Matriks Korelasi Pearson — Y1 (G1), Y2 (G2), X3 (absences)

	G1	G2	absences
G1	1.0000	0.8521	-0.0310
G2	0.8521	1.0000	-0.0318
absences	-0.0310	-0.0318	1.0000

Visualisasi: Heatmap Korelasi

cor_data <- as.data.frame(mat_cor_full) %>%
  rownames_to_column("Var1") %>%
  pivot_longer(-Var1, names_to = "Var2", values_to = "r")

ggplot(cor_data, aes(x = Var1, y = Var2, fill = r)) +
  geom_tile(color = "white", linewidth = 1) +
  geom_text(aes(label = round(r, 3)),
            size = 5, color = "white", fontface = "bold") +
  scale_fill_gradient2(
    low = "#1976D2", mid = "white", high = "#E91E8C",
    midpoint = 0, limits = c(-1, 1)
  ) +
  labs(
    title    = "Heatmap Korelasi Pearson",
    subtitle = "Y1 (G1), Y2 (G2), X3 (absences)",
    x = NULL, y = NULL, fill = "r"
  ) +
  coord_fixed() +
  theme_minimal(base_size = 13) +
  theme(axis.text = element_text(size = 12, face = "bold"))

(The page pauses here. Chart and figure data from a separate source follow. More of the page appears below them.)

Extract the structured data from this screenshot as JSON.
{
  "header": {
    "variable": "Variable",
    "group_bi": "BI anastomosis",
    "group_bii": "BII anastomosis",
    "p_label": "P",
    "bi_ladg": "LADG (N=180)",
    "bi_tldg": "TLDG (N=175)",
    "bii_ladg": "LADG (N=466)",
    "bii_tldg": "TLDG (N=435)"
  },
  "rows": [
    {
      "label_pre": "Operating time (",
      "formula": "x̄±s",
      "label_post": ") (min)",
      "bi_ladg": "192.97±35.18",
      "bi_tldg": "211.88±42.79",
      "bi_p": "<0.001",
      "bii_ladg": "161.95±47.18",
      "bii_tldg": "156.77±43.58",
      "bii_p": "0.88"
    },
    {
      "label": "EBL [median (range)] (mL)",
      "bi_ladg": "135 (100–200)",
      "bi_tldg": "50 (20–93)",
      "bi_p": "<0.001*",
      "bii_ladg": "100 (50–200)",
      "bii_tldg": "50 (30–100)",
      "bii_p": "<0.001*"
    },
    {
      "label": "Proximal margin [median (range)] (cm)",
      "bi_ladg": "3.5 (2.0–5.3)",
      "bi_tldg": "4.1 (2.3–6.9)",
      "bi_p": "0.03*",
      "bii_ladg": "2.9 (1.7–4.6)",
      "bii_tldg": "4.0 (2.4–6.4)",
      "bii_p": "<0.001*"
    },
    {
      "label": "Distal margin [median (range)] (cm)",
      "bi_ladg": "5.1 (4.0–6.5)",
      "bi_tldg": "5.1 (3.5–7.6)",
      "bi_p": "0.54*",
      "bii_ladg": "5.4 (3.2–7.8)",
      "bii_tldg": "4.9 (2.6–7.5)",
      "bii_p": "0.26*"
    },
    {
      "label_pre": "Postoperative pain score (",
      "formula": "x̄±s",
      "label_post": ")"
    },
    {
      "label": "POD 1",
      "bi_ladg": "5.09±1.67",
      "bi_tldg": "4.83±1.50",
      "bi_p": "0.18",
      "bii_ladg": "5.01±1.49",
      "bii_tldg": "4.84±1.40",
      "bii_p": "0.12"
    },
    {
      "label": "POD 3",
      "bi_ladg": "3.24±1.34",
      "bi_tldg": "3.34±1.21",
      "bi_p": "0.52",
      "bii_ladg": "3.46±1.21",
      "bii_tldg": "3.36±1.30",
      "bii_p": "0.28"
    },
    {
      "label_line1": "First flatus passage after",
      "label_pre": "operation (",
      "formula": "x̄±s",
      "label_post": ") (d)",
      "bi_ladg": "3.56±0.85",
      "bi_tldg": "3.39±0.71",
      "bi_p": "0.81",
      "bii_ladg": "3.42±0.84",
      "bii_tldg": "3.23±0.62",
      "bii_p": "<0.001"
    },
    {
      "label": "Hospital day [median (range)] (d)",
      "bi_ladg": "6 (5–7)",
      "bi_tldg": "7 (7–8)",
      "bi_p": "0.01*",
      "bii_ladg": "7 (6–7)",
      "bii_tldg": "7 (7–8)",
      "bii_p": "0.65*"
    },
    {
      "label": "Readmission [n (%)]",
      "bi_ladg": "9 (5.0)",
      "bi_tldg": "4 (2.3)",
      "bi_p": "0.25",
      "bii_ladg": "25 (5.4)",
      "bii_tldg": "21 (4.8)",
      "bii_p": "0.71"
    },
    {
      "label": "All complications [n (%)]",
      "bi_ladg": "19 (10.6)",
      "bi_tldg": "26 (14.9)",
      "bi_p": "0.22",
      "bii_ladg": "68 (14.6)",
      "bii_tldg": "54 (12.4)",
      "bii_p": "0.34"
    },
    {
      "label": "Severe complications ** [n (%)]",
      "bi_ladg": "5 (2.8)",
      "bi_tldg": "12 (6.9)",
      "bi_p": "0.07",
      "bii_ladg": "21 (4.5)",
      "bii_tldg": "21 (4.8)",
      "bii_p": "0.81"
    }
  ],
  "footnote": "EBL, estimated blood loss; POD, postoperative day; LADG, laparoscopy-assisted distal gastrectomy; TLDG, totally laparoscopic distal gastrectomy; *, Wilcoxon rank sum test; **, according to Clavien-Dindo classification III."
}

Visualisasi: Scatter Plot Y1 vs Y2 dengan Regresi

ggplot(df, aes(x = G1, y = G2, color = sex, shape = address)) +
  geom_point(alpha = 0.5, size = 2.5) +
  geom_smooth(method = "lm", se = TRUE,
              aes(group = 1),
              color = "gray30", linewidth = 1.2) +
  scale_color_manual(values = c("Perempuan" = "#E91E8C",
                                "Laki-laki" = "#1976D2")) +
  annotate("text",
           x = max(df$G1, na.rm = TRUE) * 0.7,
           y = min(df$G2, na.rm = TRUE) * 1.1,
           label = paste0("r = ", round(r_G1_G2, 3)),
           size = 5, color = "gray20", fontface = "bold") +
  labs(
    title    = "Scatter Plot Y1 (G1) vs Y2 (G2)",
    subtitle = paste0("r = ", round(r_G1_G2, 3),
                      " | Korelasi kuat positif — DV berkorelasi tapi tidak identik"),
    x     = "Y1 (G1 — Nilai Periode 1)",
    y     = "Y2 (G2 — Nilai Periode 2)",
    color = "Sex", shape = "Address"
  ) +
  theme_minimal(base_size = 13) +
  theme(legend.position = "bottom")

## `geom_smooth()` using formula = 'y ~ x'

## Warning: The following aesthetics were dropped during statistical transformation: shape.
## ℹ This can happen when ggplot fails to infer the correct grouping structure in the data.
## ℹ Did you forget to specify a `group` aesthetic or to convert a numerical variable into a factor?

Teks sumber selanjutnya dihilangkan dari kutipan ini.